The country's first subscription television operator, Eto Telco, was launched by Esperança Timor Oan on 23 February 2016. The company operates two channels exclusive to the platform, generalist channel Eto+ and sports channel Eto Super. The service launched with a 70-channel offer and a pledge to increase the relevance of the Portuguese language in the country, carrying programming with Portuguese subtitles and starting negotiations with RTP to carry RTP Internacional full-time and, at a later date, SIC Internacional and TVI Internacional.

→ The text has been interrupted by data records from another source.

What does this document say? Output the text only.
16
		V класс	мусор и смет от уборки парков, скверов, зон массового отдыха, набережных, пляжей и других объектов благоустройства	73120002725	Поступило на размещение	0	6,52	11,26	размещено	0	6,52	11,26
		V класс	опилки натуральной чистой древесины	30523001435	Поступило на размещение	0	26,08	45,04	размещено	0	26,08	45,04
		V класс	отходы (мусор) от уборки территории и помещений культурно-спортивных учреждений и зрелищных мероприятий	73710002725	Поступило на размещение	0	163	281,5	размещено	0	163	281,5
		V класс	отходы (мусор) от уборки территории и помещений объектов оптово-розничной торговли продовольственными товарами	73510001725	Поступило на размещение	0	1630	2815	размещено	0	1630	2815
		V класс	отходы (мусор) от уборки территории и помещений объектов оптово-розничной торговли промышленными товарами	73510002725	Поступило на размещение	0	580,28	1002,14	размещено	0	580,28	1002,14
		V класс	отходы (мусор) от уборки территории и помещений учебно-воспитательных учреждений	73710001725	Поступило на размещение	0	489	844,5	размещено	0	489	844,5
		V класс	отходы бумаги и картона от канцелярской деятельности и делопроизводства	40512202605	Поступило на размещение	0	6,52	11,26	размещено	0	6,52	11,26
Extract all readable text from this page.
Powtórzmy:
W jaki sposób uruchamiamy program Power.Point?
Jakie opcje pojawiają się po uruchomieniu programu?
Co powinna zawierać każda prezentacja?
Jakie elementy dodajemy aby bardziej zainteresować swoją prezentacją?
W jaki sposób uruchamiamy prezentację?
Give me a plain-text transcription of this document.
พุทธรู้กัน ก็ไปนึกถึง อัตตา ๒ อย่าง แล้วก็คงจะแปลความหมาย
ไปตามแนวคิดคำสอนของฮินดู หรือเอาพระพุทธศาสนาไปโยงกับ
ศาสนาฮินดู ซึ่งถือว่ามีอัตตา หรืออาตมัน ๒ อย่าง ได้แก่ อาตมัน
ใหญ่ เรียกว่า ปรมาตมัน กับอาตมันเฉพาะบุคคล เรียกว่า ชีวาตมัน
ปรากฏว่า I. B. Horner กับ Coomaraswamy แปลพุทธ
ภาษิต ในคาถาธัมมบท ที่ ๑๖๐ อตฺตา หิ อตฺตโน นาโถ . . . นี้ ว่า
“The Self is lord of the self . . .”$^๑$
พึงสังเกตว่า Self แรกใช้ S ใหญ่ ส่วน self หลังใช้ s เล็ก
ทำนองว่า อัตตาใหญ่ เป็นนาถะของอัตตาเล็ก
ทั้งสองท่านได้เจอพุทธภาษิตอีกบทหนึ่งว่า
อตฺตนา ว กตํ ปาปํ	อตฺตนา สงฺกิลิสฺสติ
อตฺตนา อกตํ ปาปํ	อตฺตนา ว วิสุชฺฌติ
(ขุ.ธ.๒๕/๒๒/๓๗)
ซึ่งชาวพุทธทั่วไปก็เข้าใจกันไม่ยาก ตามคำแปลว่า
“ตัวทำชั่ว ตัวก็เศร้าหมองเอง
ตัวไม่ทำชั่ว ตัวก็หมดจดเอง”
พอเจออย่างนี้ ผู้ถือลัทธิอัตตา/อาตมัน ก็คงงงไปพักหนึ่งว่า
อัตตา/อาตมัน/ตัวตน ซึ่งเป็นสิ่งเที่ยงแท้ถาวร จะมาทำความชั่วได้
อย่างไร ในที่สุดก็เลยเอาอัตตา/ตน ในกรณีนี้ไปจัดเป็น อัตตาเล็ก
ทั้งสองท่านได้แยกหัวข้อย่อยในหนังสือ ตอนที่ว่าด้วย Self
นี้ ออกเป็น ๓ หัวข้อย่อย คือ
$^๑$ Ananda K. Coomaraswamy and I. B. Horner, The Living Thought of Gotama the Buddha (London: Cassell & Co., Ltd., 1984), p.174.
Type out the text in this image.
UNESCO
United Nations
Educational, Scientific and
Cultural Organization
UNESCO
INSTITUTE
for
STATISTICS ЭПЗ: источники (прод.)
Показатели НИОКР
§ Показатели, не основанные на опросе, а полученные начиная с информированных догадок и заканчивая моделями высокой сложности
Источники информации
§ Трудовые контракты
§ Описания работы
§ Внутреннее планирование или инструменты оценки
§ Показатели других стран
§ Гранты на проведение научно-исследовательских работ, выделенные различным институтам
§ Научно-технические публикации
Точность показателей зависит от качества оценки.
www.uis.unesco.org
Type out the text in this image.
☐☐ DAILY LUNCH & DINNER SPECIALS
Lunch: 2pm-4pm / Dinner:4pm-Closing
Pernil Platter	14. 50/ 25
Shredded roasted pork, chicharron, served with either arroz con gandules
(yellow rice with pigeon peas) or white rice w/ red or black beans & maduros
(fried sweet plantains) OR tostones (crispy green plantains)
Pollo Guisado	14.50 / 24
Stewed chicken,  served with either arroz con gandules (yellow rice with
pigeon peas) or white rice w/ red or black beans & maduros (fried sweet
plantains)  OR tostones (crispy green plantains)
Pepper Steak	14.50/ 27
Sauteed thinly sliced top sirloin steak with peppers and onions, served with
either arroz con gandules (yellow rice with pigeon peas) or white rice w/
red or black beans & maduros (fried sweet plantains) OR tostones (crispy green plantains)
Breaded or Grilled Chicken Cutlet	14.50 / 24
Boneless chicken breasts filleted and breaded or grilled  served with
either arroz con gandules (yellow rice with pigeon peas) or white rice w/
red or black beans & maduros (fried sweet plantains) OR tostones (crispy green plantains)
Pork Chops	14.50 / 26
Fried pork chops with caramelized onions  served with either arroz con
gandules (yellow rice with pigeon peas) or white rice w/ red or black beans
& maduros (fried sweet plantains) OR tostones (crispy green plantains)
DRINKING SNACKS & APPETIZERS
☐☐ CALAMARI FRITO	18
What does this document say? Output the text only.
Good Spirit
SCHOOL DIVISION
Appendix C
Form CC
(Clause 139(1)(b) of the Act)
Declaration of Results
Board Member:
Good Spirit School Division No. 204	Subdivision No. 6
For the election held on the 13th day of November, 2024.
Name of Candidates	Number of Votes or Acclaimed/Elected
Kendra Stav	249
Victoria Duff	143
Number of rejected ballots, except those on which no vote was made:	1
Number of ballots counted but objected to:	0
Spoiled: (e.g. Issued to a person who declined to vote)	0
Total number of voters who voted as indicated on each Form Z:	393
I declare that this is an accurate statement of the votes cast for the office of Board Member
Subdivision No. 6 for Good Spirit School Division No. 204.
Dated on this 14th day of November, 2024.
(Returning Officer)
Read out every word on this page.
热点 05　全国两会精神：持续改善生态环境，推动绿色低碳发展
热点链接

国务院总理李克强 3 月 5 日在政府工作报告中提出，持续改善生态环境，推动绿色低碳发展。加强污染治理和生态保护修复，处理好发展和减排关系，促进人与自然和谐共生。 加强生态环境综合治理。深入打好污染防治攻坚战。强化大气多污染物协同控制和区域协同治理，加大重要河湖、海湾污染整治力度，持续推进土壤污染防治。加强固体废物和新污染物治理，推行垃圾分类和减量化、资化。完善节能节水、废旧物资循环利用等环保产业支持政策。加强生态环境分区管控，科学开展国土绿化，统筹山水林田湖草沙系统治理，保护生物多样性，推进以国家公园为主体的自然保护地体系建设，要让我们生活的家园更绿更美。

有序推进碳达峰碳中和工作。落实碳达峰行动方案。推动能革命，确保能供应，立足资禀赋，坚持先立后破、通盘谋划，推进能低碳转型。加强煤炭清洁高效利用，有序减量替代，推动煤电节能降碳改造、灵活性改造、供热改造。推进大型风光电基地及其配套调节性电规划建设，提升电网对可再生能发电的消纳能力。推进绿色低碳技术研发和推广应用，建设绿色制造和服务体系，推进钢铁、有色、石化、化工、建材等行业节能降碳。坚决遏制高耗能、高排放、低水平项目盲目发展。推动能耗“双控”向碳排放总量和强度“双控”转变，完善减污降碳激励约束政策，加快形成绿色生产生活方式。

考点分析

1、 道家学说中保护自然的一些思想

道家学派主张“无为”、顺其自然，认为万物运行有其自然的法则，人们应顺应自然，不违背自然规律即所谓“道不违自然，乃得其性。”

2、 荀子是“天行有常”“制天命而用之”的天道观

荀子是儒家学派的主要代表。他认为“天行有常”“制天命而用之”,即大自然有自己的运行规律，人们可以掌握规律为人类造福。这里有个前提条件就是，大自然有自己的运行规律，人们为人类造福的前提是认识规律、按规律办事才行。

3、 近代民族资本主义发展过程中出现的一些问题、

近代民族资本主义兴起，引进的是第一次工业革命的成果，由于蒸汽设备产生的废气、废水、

Up until then, subscription television was limited to illegal satellite dishes carrying Indonesian TV channels, such as TVRI Nasional, TVRI East Nusa Tenggara, TVRI West Nusa Tenggara, TVRI Bali, TVRI South Sulawesi, TVRI Southeast Sulawesi, TVRI Gorontalo, TVRI Maluku, TVRI 3, TVRI 4, ANTV, tvOne, Metro TV, MNCTV, Global TV, iNews TV, SCTV, Indosiar, O Channel, Trans TV, Trans7, CNN Indonesia, Spacetoon Indonesia, Kompas TV, NET., RTV, BeritaSatu and Nusantara TV.